Quant aux Les 41 méga-bassines construites dans le bassin versant du Clain (Vienne), elles ont été réalisées avec cette fois le soutien de l’État. Selon la Confédération Paysanne, « elles symbolisent la fuite en avant d’un modèle agricole qui refuse de se transformer ». Ces ouvrages hydrauliques imperméables, sont remplis par pompage dans les nappes phréatiques ou dans les cours d’eau. « Avec une pluviométrie parfois insuffisante et un rechargement des nappes de plus en plus tardif, la pression exercée par le remplissage des méga-bassines sur la capacité des milieux aquatiques à se renouveler est donc énorme.
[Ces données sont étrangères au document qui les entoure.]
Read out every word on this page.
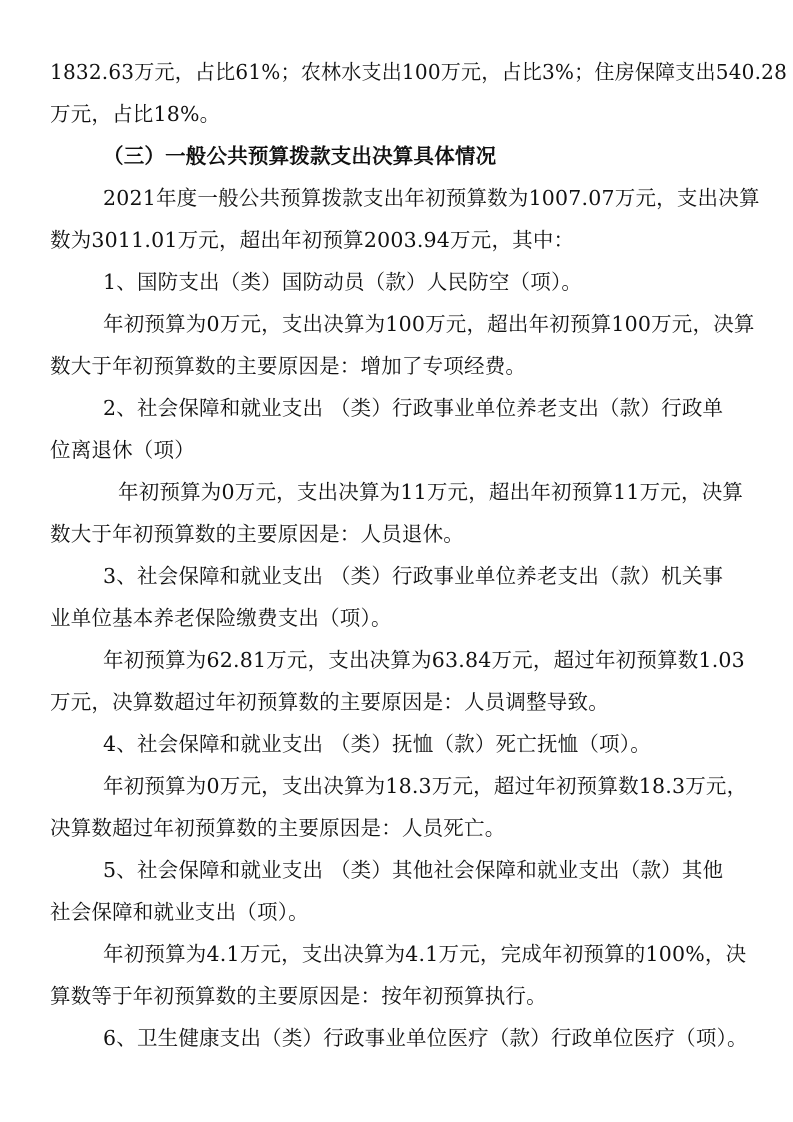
1832.63万元，占比61%；农林水支出100万元，占比3%；住房保障支出540.28
万元，占比18%。
（三）一般公共预算拨款支出决算具体情况
2021年度一般公共预算拨款支出年初预算数为1007.07万元，支出决算
数为3011.01万元，超出年初预算2003.94万元，其中：
1、国防支出（类）国防动员（款）人民防空（项）。
年初预算为0万元，支出决算为100万元，超出年初预算100万元，决算
数大于年初预算数的主要原因是：增加了专项经费。
2、社会保障和就业支出 （类）行政事业单位养老支出（款）行政单
位离退休（项）
年初预算为0万元，支出决算为11万元，超出年初预算11万元，决算
数大于年初预算数的主要原因是：人员退休。
3、社会保障和就业支出 （类）行政事业单位养老支出（款）机关事
业单位基本养老保险缴费支出（项）。
年初预算为62.81万元，支出决算为63.84万元，超过年初预算数1.03
万元，决算数超过年初预算数的主要原因是：人员调整导致。
4、社会保障和就业支出 （类）抚恤（款）死亡抚恤（项）。
年初预算为0万元，支出决算为18.3万元，超过年初预算数18.3万元，
决算数超过年初预算数的主要原因是：人员死亡。
5、社会保障和就业支出 （类）其他社会保障和就业支出（款）其他
社会保障和就业支出（项）。
年初预算为4.1万元，支出决算为4.1万元，完成年初预算的100%，决
算数等于年初预算数的主要原因是：按年初预算执行。
6、卫生健康支出（类）行政事业单位医疗（款）行政单位医疗（项）。
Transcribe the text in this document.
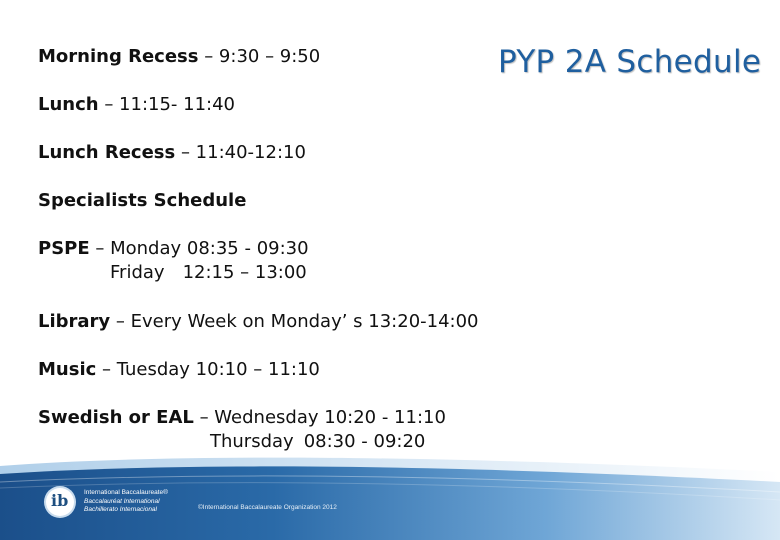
PYP 2A Schedule
Morning Recess – 9:30 – 9:50
Lunch – 11:15- 11:40
Lunch Recess – 11:40-12:10
Specialists Schedule
PSPE – Monday 08:35 - 09:30
Friday 12:15 – 13:00
Library – Every Week on Monday’ s 13:20-14:00
Music – Tuesday 10:10 – 11:10
Swedish or EAL – Wednesday 10:20 - 11:10
Thursday 08:30 - 09:20
ib International Baccalaureate®
Baccalauréat International
Bachillerato Internacional	©International Baccalaureate Organization 2012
Or ce sont d’abord les nappes qui doivent se recharger en hiver afin d’alimenter le réseau hydrographique, renouveler les milieux aquatiques et infiltrer les sols ». Là encore la fuite en avant de l’agro-industrie va accentuer les problèmes de sécheresse pour une grande partie de la population.

Les semaines de canicule de l’été 2022 vont-elles accélérer la prise de conscience en cours sur cette question ? Cela n’est pas évident quand on prend connaissance du fait divers relevé le 13 août par le journal Le Monde : « De l’été 2022 en France, on retiendra peut-être que c’est celui où l’on a commencé à voler de l’eau. Quatre cents mètres cubes conservés dans une réserve destinée aux soldats du feu ont été dérobés après six heures de pompage, le 16 juillet, dans la zone industrielle de Lavilledieu (Ardèche), par les responsables d’un club de moto-cross : il fallait, ont-ils expliqué, arroser les pistes ».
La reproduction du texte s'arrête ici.